Elle avait prié pour ne croiser aucune connaissance, mais elle comprit, alors que son cœur faisait des grands bonds dans sa poitrine, qu'il était la seule personne sur qui elle aurait pu espérer tomber aujourd'hui.
- Et vous êtes une heure en retard, ajouta-t-il en se postant à ses côtés.
- Je sais.
Il contempla le monument avec elle.
- C'est la première fois que je viens, lâcha Hermione après un long silence.
Severus tourna la tête vers elle. La lumière du dôme accentuait le contraste entre son visage pâle et le noir corbeau de ses cheveux.
- Depuis tout ce temps?
- Oui.
Le vent souleva les boucles d'Hermione. Pendant un moment, elle ferma les yeux et huma l'air pur. La brise portait les parfums de l'herbe mouillée et de l'humus. Oh, que cet endroit lui avait manqué. C'était comme si elle retrouvait une part d'elle-même.
- Je vais chez les Potter ensuite, dit-elle, sans vraiment savoir pourquoi. Je n'ai jamais compris cette propension à vouloir tous se rassembler lors d'un anniversaire comme celui-là. Personnellement, je préférerais l'oublier.
- Les gens ont besoin de se souvenir. C'est normal.
- Se souvenir, ça ne ramène pas les morts à la vie. En ce qui me concerne, mes parents vont rester sagement au cimetière.
- Alors, pourquoi êtes-vous ici?
Elle haussa les épaules et se détourna du monument, les yeux envahis par les larmes. Pendant un moment, elle fut incapable de parler.
Severus posa une main dans son dos, brièvement, pour l'inviter à marcher. Ils foulèrent la pelouse en silence, d'un pas tranquille. Le soleil était presque couché, à présent.
Lorsqu'ils franchirent à nouveau le portail, Hermione retrouva l'usage de sa voix.
- Je croyais que vous étiez au congrès des Maîtres des potions pour la semaine.

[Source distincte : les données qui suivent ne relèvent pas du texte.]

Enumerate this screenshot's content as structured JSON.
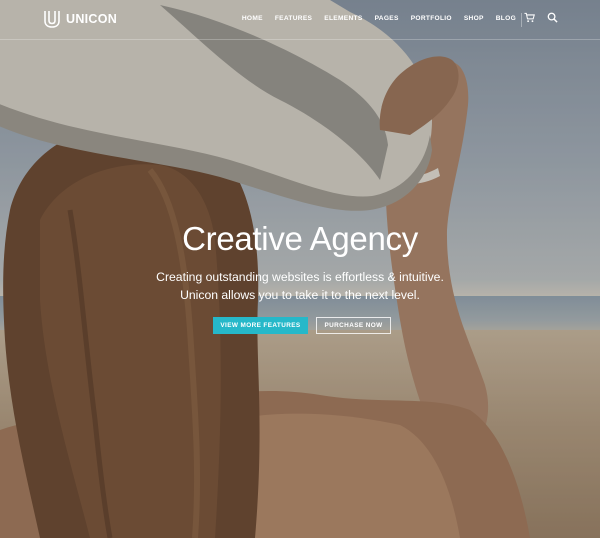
{
  "brand": {
    "name": "UNICON"
  },
  "nav": {
    "items": [
      "HOME",
      "FEATURES",
      "ELEMENTS",
      "PAGES",
      "PORTFOLIO",
      "SHOP",
      "BLOG"
    ],
    "icons": [
      "cart-icon",
      "search-icon"
    ]
  },
  "hero": {
    "title": "Creative Agency",
    "subtitle_line1": "Creating outstanding websites is effortless & intuitive.",
    "subtitle_line2": "Unicon allows you to take it to the next level.",
    "primary_button": "VIEW MORE FEATURES",
    "secondary_button": "PURCHASE NOW"
  },
  "colors": {
    "accent": "#26b8c9",
    "text": "#ffffff"
  }
}
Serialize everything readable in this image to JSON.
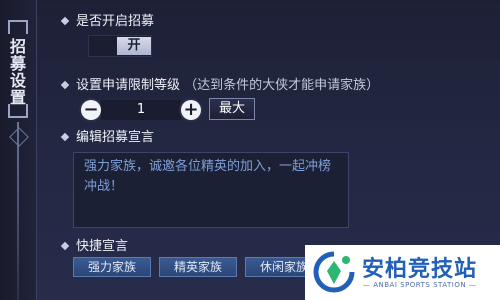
{
  "sidebar": {
    "title_chars": [
      "招",
      "募",
      "设",
      "置"
    ]
  },
  "recruit_toggle": {
    "label": "是否开启招募",
    "state_label": "开"
  },
  "level_limit": {
    "label": "设置申请限制等级",
    "hint": "（达到条件的大侠才能申请家族）",
    "value": "1",
    "minus_symbol": "−",
    "plus_symbol": "+",
    "max_label": "最大"
  },
  "declaration": {
    "label": "编辑招募宣言",
    "text": "强力家族，诚邀各位精英的加入，一起冲榜冲战！"
  },
  "quick": {
    "label": "快捷宣言",
    "buttons": [
      "强力家族",
      "精英家族",
      "休闲家族"
    ]
  },
  "watermark": {
    "title": "安柏竞技站",
    "subtitle": "— ANBAI SPORTS STATION —"
  },
  "colors": {
    "accent_blue": "#2c4676",
    "text_hint": "#7e9ed8",
    "watermark_blue": "#2160b8"
  }
}
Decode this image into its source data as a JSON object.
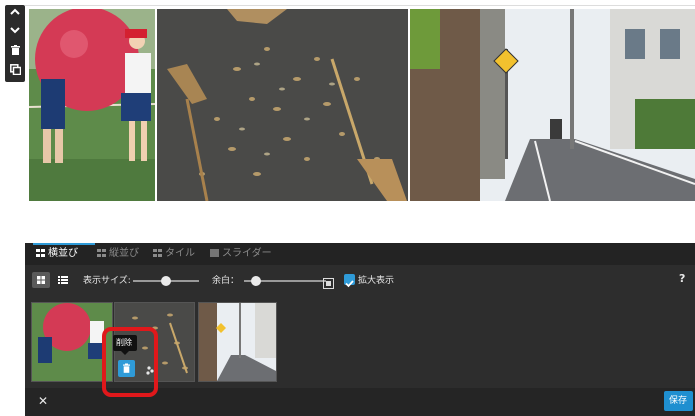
{
  "colors": {
    "panel_bg": "#2d2d2d",
    "accent_blue": "#2f9bd8",
    "highlight_red": "#e0181b",
    "save_bg": "#1f8fd0"
  },
  "toolbar": {
    "icons": [
      "chevron-up-icon",
      "chevron-down-icon",
      "trash-icon",
      "duplicate-icon"
    ]
  },
  "tabs": [
    {
      "label": "横並び",
      "icon": "grid-icon",
      "active": true
    },
    {
      "label": "縦並び",
      "icon": "grid-icon",
      "active": false
    },
    {
      "label": "タイル",
      "icon": "grid-icon",
      "active": false
    },
    {
      "label": "スライダー",
      "icon": "slideshow-icon",
      "active": false
    }
  ],
  "settings": {
    "display_size_label": "表示サイズ:",
    "display_size_level": 0.5,
    "margin_label": "余白：",
    "margin_level": 0.15,
    "enlarge_label": "拡大表示",
    "enlarge_checked": true,
    "help_label": "?"
  },
  "thumbnails": [
    {
      "alt": "balloon race"
    },
    {
      "alt": "leaves and broom"
    },
    {
      "alt": "street with sign"
    }
  ],
  "tooltip": {
    "text": "削除"
  },
  "footer": {
    "close_label": "✕",
    "save_label": "保存"
  }
}
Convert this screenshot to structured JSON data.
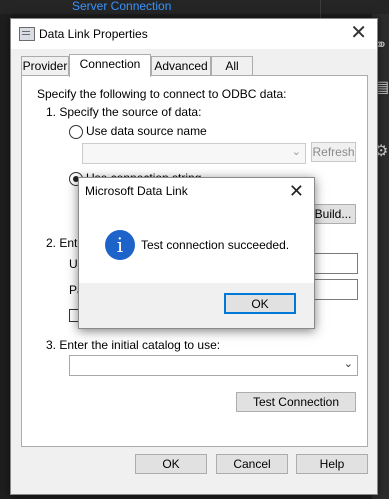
{
  "background": {
    "link": "Server Connection"
  },
  "dialog": {
    "title": "Data Link Properties",
    "tabs": [
      "Provider",
      "Connection",
      "Advanced",
      "All"
    ],
    "selected_tab": "Connection",
    "intro": "Specify the following to connect to ODBC data:",
    "step1": "1. Specify the source of data:",
    "use_dsn": "Use data source name",
    "refresh": "Refresh",
    "use_conn_string": "Use connection string",
    "build": "Build...",
    "step2_partial": "2. Ente",
    "user_partial": "U",
    "password_partial": "Pa",
    "step3": "3. Enter the initial catalog to use:",
    "test_connection": "Test Connection",
    "ok": "OK",
    "cancel": "Cancel",
    "help": "Help"
  },
  "message_box": {
    "title": "Microsoft Data Link",
    "icon": "info-icon",
    "text": "Test connection succeeded.",
    "ok": "OK"
  }
}
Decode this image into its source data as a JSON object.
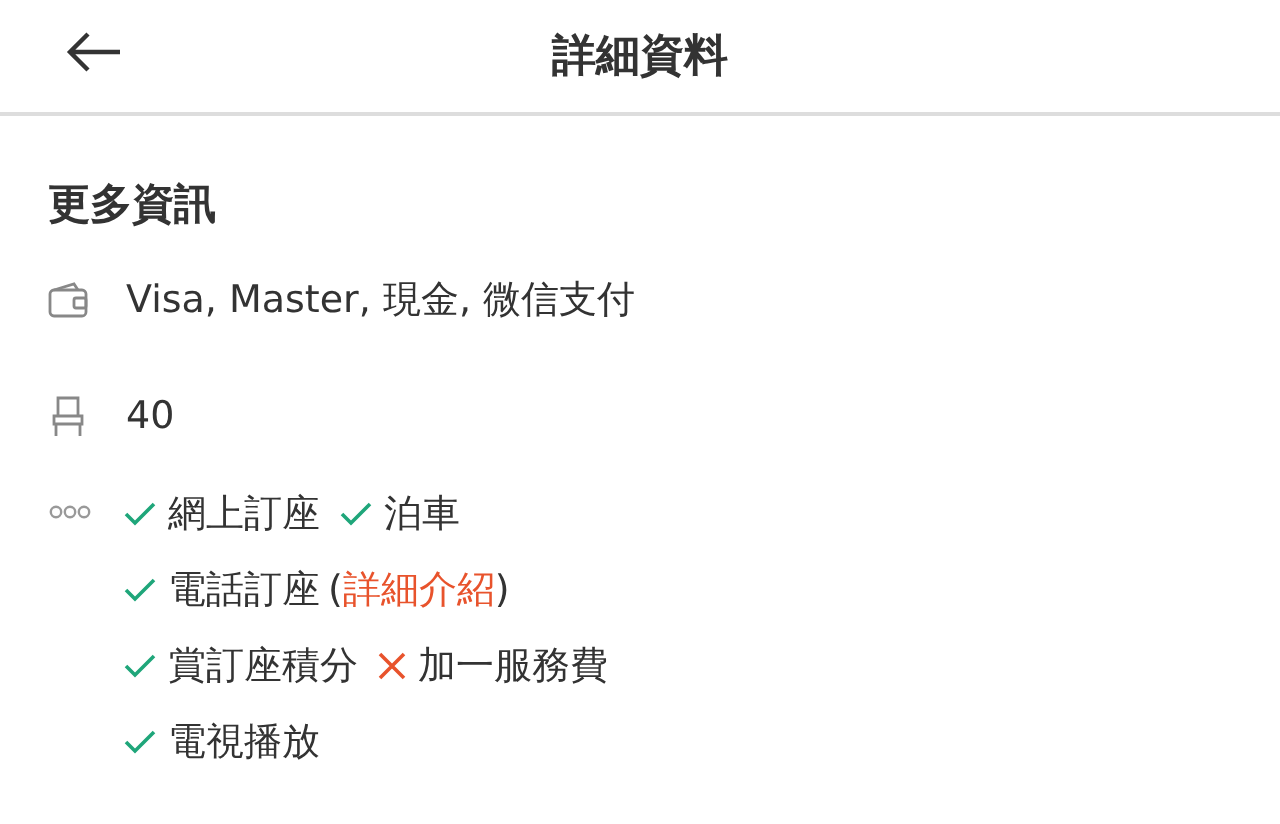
{
  "header": {
    "title": "詳細資料"
  },
  "section": {
    "title": "更多資訊"
  },
  "payment": "Visa, Master, 現金, 微信支付",
  "seats": "40",
  "feature_lines": [
    [
      {
        "label": "網上訂座",
        "available": true
      },
      {
        "label": "泊車",
        "available": true
      }
    ],
    [
      {
        "label": "電話訂座",
        "available": true,
        "note_open": "(",
        "link": "詳細介紹",
        "note_close": ")"
      }
    ],
    [
      {
        "label": "賞訂座積分",
        "available": true
      },
      {
        "label": "加一服務費",
        "available": false
      }
    ],
    [
      {
        "label": "電視播放",
        "available": true
      }
    ]
  ]
}
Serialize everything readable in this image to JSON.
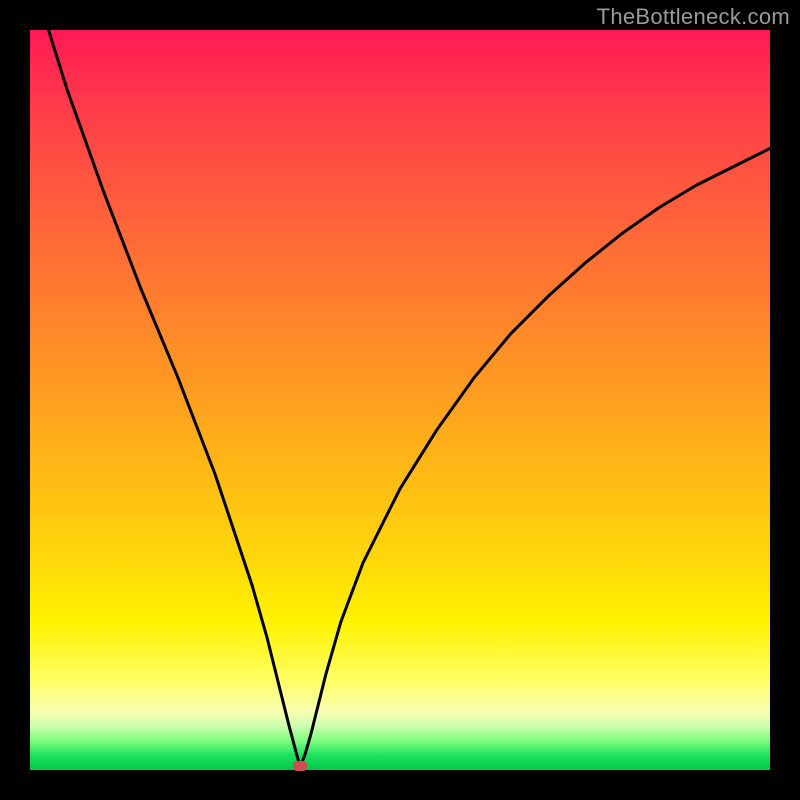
{
  "watermark": "TheBottleneck.com",
  "colors": {
    "frame": "#000000",
    "curve": "#000000",
    "marker": "#cc4e4e",
    "gradient_top": "#ff1a55",
    "gradient_bottom": "#00c84a"
  },
  "chart_data": {
    "type": "line",
    "title": "",
    "xlabel": "",
    "ylabel": "",
    "xlim": [
      0,
      100
    ],
    "ylim": [
      0,
      100
    ],
    "annotations": [
      "TheBottleneck.com"
    ],
    "marker": {
      "x": 36.5,
      "y": 0.5
    },
    "series": [
      {
        "name": "bottleneck-curve",
        "x": [
          0,
          5,
          10,
          15,
          20,
          25,
          28,
          30,
          32,
          33,
          34,
          35,
          35.8,
          36.5,
          37.2,
          38,
          39,
          40,
          42,
          45,
          50,
          55,
          60,
          65,
          70,
          75,
          80,
          85,
          90,
          95,
          100
        ],
        "y": [
          108,
          92,
          78,
          65,
          53,
          40,
          31,
          25,
          18,
          14,
          10,
          6,
          3,
          0.4,
          2.2,
          5,
          9,
          13,
          20,
          28,
          38,
          46,
          53,
          59,
          64,
          68.5,
          72.5,
          76,
          79,
          81.5,
          84
        ]
      }
    ]
  }
}
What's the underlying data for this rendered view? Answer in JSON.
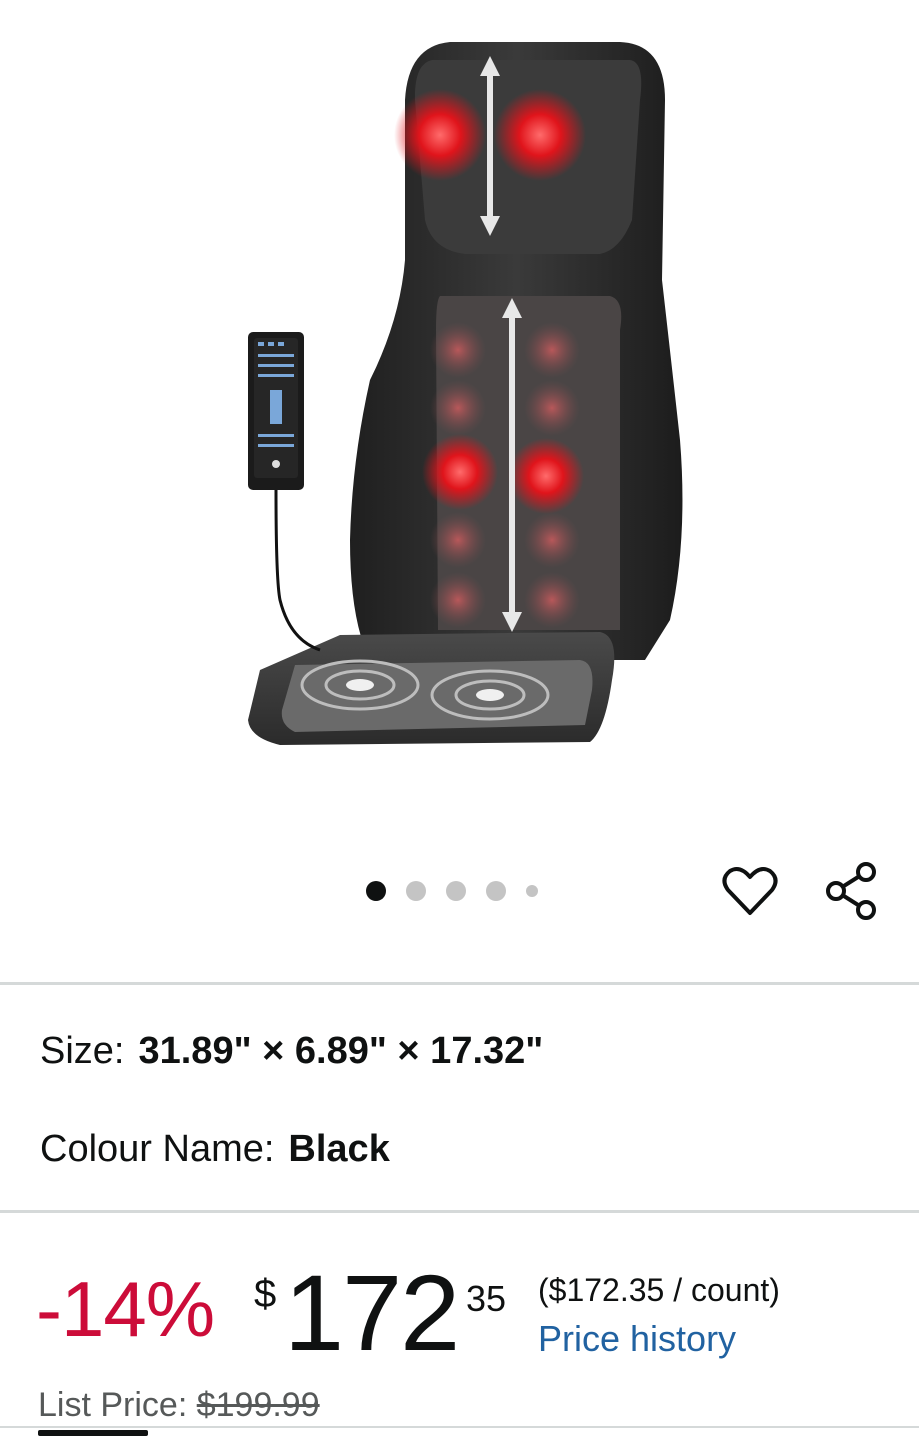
{
  "product": {
    "image_alt_icon": "massage-seat-cushion-image",
    "carousel": {
      "total_dots": 5,
      "active_index": 0
    }
  },
  "actions": {
    "wishlist_icon": "heart-icon",
    "share_icon": "share-icon"
  },
  "attributes": {
    "size_label": "Size:",
    "size_value": "31.89\" × 6.89\" × 17.32\"",
    "colour_label": "Colour Name:",
    "colour_value": "Black"
  },
  "pricing": {
    "discount": "-14%",
    "currency_symbol": "$",
    "price_whole": "172",
    "price_fraction": "35",
    "unit_price": "($172.35 / count)",
    "price_history_link": "Price history",
    "list_price_label": "List Price:",
    "list_price_value": "$199.99"
  },
  "colors": {
    "discount_red": "#cc0c39",
    "link_blue": "#2162a1",
    "divider": "#d5d9d9"
  }
}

- J'y étais. Le congrès a lieu à Chicago cette année. Le décalage horaire m'a permis de venir ici sans manquer de conférence.
Ils continuèrent à marcher, sans but précis. Il n'y avait plus personne autour d'eux. Lorsqu'ils arrivèrent en vue de Pré-au-Lard, ils s'arrêtèrent d'un mouvement tacite.
Leurs regards se rencontrèrent.
- Je vais vous laisser y retourner, dit Hermione. J'espère que vous apprécierez la fin du congrès.
Elle allait s'éloigner, mais une grande main tiède cueillit la sienne. Le cours du temps s'arrêta.
Puis Severus l'attira à lui en douceur.
- Je séjourne à Chicago jusqu'à lundi matin.
Elle attendit, le cœur battant la chamade, ne devinant que trop bien où cette conversation se dirigeait.
- Nous allons nous y rendre ensemble et je vais vous baiser, Hermione. Juste ce soir. Vous allez céder, comme moi j'ai cédé avec vous.
Les prunelles d'onyx la scrutèrent avec leur intensité déroutante.
- Je dois aller chez les Potter pour le dîner, dit Hermione.
Sa voix tremblait.
Severus eut un reniflement amusé.
- Je le sais. Ça nous laisse amplement de temps.
Elle le contempla, complètement perdue. C'était le chaos en elle, dans sa tête, dans son corps, dans son cœur. Les émotions se bousculaient et elle était incapable de les identifier.
Elle se sentit dépassée.
- Je ne sais pas quoi dire, bredouilla-t-elle.
- C'est juste du sexe, Hermione. Doutez-vous encore de mes capacités à m'occuper de vous convenablement?
Il la tira encore et elle vint mollement se coller contre son grand corps d'homme. Il ne l'avait pas touchée de la sorte depuis trois mois, et pourtant le souvenir de sa chaleur et de ses mains se réveilla instantanément. Son ventre s'embrasa. La poitrine de Severus vibra lorsqu'il parla.
- Je sais juste à la tête que vous faites que vous en avez vraiment envie.
Sa voix grave était comme une caresse.
- Ça ne sera pas long. Ça vous fera du bien.
Son pouce parcourut en douceur le creux de la paume d'Hermione. Ce simple contact la fit frissonner. Elle ferma les yeux.
- D'accord.
Elle referma instinctivement les doigts sur le doigt de Severus.
En ce moment précis, elle l'aurait suivi jusqu'au bout du monde.